TALLAHASSEE — Most of the Panhandle would remain an hour behind the rest of the state under a revamped Senate proposal that would seek congressional approval to put Florida on year-round daylight-saving time.
The Commerce and Tourism Committee voted unanimously Monday to support a bill (SB 858) to keep Floridians from having to reset their clocks twice a year.
Before the vote, bill sponsor Greg Steube, R-Sarasota, removed a provision that would have placed all of the state in the Eastern time zone, noting that people in Northwest Florida objected to switching from Central time.

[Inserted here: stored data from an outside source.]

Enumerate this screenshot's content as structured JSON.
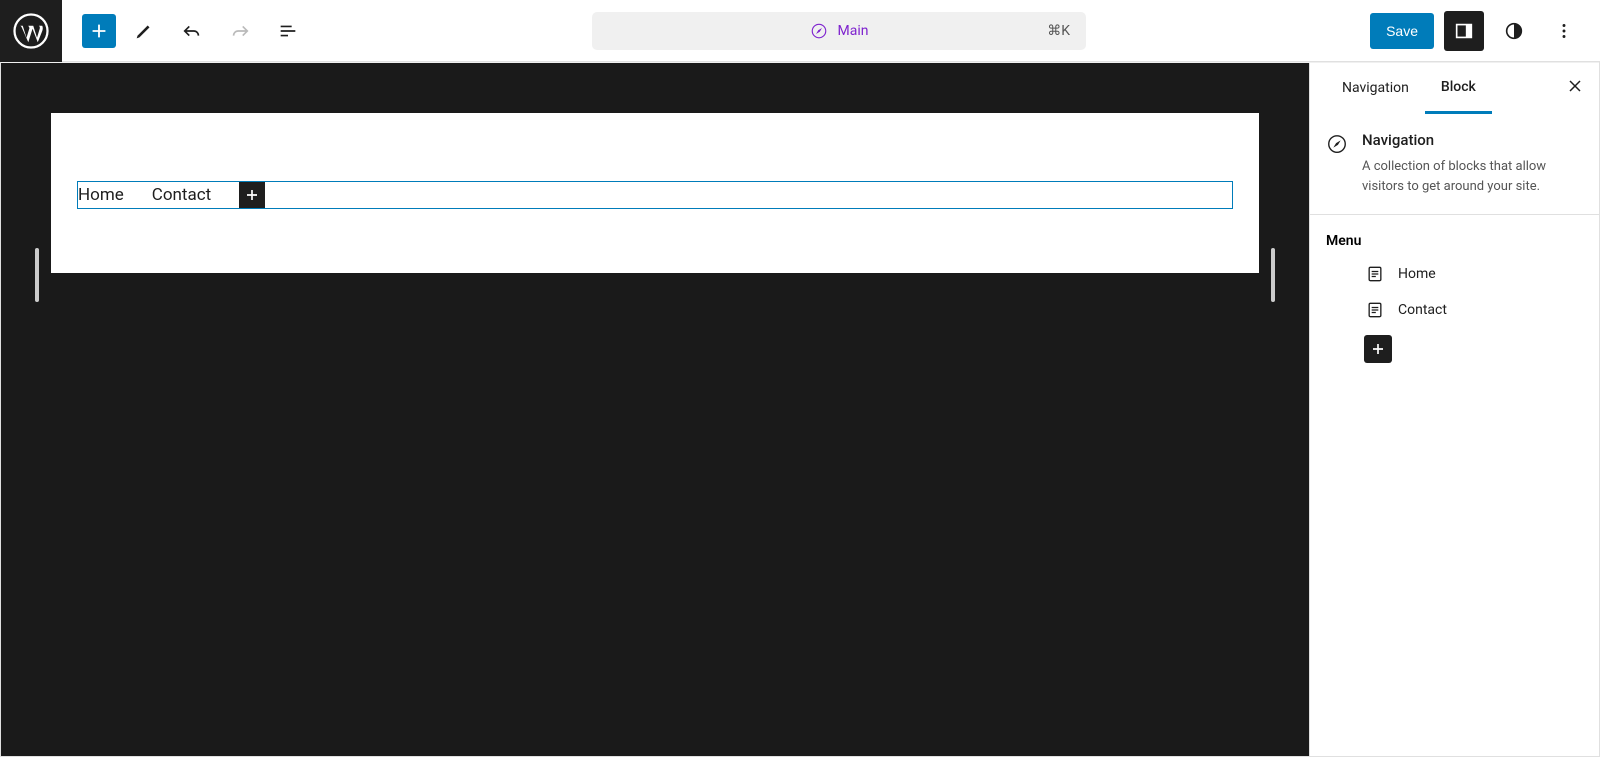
{
  "topbar": {
    "document_label": "Main",
    "shortcut": "⌘K",
    "save_label": "Save"
  },
  "canvas": {
    "nav_items": [
      "Home",
      "Contact"
    ]
  },
  "inspector": {
    "tabs": {
      "navigation": "Navigation",
      "block": "Block"
    },
    "header": {
      "title": "Navigation",
      "description": "A collection of blocks that allow visitors to get around your site."
    },
    "menu": {
      "heading": "Menu",
      "items": [
        "Home",
        "Contact"
      ]
    }
  }
}
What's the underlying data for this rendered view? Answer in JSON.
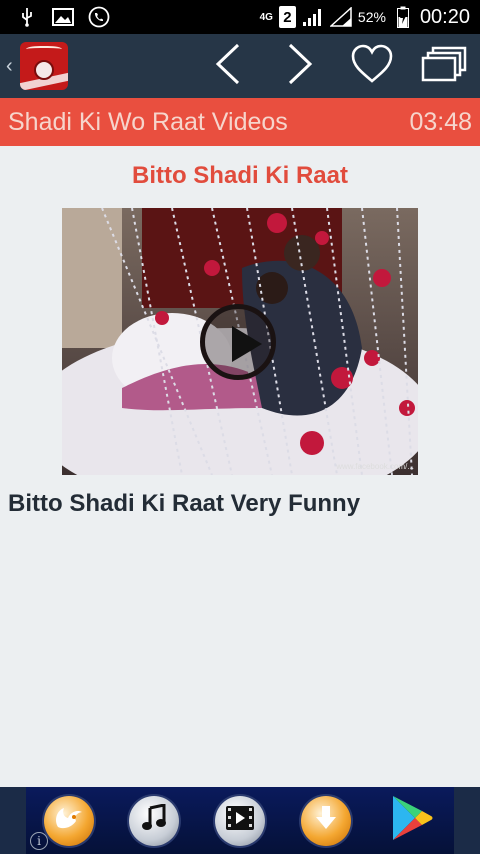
{
  "status_bar": {
    "icons": [
      "usb-icon",
      "image-icon",
      "phone-icon"
    ],
    "network_type": "4G",
    "sim_slot": "2",
    "battery_percent": "52%",
    "time": "00:20"
  },
  "action_bar": {
    "logo": "app-logo",
    "actions": [
      "chevron-left-icon",
      "chevron-right-icon",
      "heart-icon",
      "windows-icon"
    ]
  },
  "title_bar": {
    "title": "Shadi Ki Wo Raat Videos",
    "duration": "03:48"
  },
  "video": {
    "title": "Bitto Shadi Ki Raat",
    "description": "Bitto Shadi Ki Raat Very Funny",
    "watermark": "www.facebook.com/..."
  },
  "ad_bar": {
    "buttons": [
      "uc-browser-icon",
      "music-icon",
      "video-icon",
      "download-icon",
      "play-store-icon"
    ]
  },
  "colors": {
    "action_bar": "#263647",
    "title_bar": "#e94f3f",
    "title_text": "#e14c3d",
    "background": "#eceff1"
  }
}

“Northern Florida people in the Central Time zone overwhelmingly want to stay where they are,” said committee Chairman Bill Montford, a Tallahassee Democrat whose sprawling 11-county district includes areas in each time zone.
Montford is among three Northwest Florida senators who had earlier announced they were “adamantly opposed” to moving the entire state into the Eastern Time zone.
The change in the Senate bill makes it nearly identical to the House version (HB 1013), which swept through a pair of committees and is slated to go to the full House on Wednesday.
If approved by the Legislature, the proposal to shift to year-round daylight-saving time would depend on congressional approval.
Steube’s bill, called the “Sunshine Protection Act,” must still get through the Rules Committee before reaching the Senate floor.
If the measure is ultimately signed into law, Steube couldn’t give an estimate on how long it may take Congress to act, but he expects other states to follow Florida in seeking the change.
After Steube’s proposal drew unanimous support on Jan. 23 from the Community Affairs Committee, Montford was joined by Sen. Doug Broxson, R-Gulf Breeze, and Sen. George Gainer, R-Panama City, in expressing displeasure with the proposal to go to Eastern time in the Panhandle.
“We have heard our constituents loud and clear that they want to us to maintain our historical place in the Central time zone,” wrote Broxson.
Among the issues for the Panhandle counties would be time differences with people living in neighboring Alabama, which is on Central time. Also, the change could alter the amount of light before school, which would become a safety issue for schools, Montford said.
Hawaii and most of Arizona currently don’t participate in switching from standard time to daylight-saving time and back. They stay on standard time throughout the year. Daylight-saving time will start March 11 this year and end Nov. 4.